How far the mean and median are from each other tells you something about the shape of the overall distribution of the variable, but again, we will explore this more soon. In the meantime, just keep in mind that if the mean and median are very different, it warrants some follow-up in the exploratory analysis.

Comments on what “EDA” means and how far it should go

In this reading, I have described exploratory data analysis (EDA) as detective work, a process of looking for clues, looking for the unexpected, looking for patterns, and raising questions. However, some poorly-trained (or lazy) analysts treat EDA as a set procedure where you spit out a list of summary statistics and maybe a plot or two, and call it a day. That is not doing EDA justice! By its very nature, EDA is an organic, unfolding process, not a list of steps to go through.

On the other end of the spectrum, some people will perform an exploratory analysis and then draw strong conclusions based on that analysis. This can be dangerous, like a detective that also acts as “judge, jury, and executioner”, as the saying goes. EDA is the time to look for patterns and assemble evidence, but we need our inferential (aka “confirmatory”) analysis to properly consider uncertainty and to make valid decisions based on the evidence. Use EDA to raise questions, not to make up your mind!

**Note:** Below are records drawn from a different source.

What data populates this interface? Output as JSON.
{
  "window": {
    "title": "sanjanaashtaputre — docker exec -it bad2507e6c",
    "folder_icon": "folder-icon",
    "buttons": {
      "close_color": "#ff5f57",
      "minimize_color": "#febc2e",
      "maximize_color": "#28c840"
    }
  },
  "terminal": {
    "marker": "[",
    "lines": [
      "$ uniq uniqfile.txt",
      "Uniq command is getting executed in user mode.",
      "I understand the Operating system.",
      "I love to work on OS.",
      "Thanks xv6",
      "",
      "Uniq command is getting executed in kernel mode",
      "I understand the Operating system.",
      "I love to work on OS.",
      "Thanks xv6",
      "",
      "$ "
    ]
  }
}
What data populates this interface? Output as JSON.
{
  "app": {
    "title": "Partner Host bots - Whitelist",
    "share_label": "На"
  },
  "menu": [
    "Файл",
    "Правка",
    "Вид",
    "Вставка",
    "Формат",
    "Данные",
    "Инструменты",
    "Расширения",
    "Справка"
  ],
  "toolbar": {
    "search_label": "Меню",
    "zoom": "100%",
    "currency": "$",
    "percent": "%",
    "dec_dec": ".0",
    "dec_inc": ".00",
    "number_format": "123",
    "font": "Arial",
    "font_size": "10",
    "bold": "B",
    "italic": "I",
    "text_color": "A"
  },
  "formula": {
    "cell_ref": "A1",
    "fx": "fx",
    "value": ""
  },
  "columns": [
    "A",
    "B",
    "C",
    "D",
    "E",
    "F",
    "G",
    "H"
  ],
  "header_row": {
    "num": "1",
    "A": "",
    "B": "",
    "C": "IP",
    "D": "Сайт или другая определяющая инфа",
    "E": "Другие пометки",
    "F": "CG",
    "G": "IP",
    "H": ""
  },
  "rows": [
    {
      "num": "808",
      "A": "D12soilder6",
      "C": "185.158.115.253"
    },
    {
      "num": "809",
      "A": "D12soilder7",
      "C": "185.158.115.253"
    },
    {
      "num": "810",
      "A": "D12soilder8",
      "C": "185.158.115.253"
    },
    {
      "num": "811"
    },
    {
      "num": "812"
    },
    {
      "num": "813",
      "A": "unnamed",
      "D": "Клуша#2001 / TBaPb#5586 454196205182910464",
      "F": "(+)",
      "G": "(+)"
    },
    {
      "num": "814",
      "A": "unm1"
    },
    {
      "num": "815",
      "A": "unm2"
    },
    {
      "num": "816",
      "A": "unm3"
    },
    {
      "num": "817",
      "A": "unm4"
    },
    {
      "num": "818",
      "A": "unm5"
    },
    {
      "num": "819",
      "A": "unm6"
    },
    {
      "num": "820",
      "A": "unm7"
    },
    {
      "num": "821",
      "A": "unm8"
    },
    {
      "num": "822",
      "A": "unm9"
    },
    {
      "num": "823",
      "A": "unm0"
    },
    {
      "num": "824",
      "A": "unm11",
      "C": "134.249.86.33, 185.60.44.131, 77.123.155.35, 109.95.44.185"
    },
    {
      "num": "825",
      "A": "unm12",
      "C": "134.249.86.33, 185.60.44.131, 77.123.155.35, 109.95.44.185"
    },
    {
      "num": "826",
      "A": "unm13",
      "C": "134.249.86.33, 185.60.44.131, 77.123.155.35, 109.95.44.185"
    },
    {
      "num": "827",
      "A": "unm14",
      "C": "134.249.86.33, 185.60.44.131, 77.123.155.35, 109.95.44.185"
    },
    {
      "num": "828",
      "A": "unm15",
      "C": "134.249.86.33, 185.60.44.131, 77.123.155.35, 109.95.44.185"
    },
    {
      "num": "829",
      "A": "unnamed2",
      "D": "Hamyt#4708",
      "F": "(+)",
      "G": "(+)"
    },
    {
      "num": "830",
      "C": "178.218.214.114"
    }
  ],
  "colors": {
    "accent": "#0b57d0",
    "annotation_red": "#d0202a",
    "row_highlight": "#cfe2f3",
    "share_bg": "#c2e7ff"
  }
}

So while it’s important to learn some standard tools and measures to look at, like the ones we practice in this course, it’s even more important to keep in mind the exploratory nature of EDA when you are first approaching your data set.

Next steps

Finish completing the Knowledge Checks on this page (including the ones below), and then make sure you test out your answers by submitting them to the quiz on ELMS. Next, you should tackle the Code Tutorials in this Unit, before attempting the Practice or Challenge assignments.

Knowledge Check 6: why?

Now that we have discussed some preliminaries, reflect back on the question we started with: what is at least one good reason to learn statistics?

Knowledge Check 7: EDA goals

Describe at least two goals of exploratory data analysis (EDA).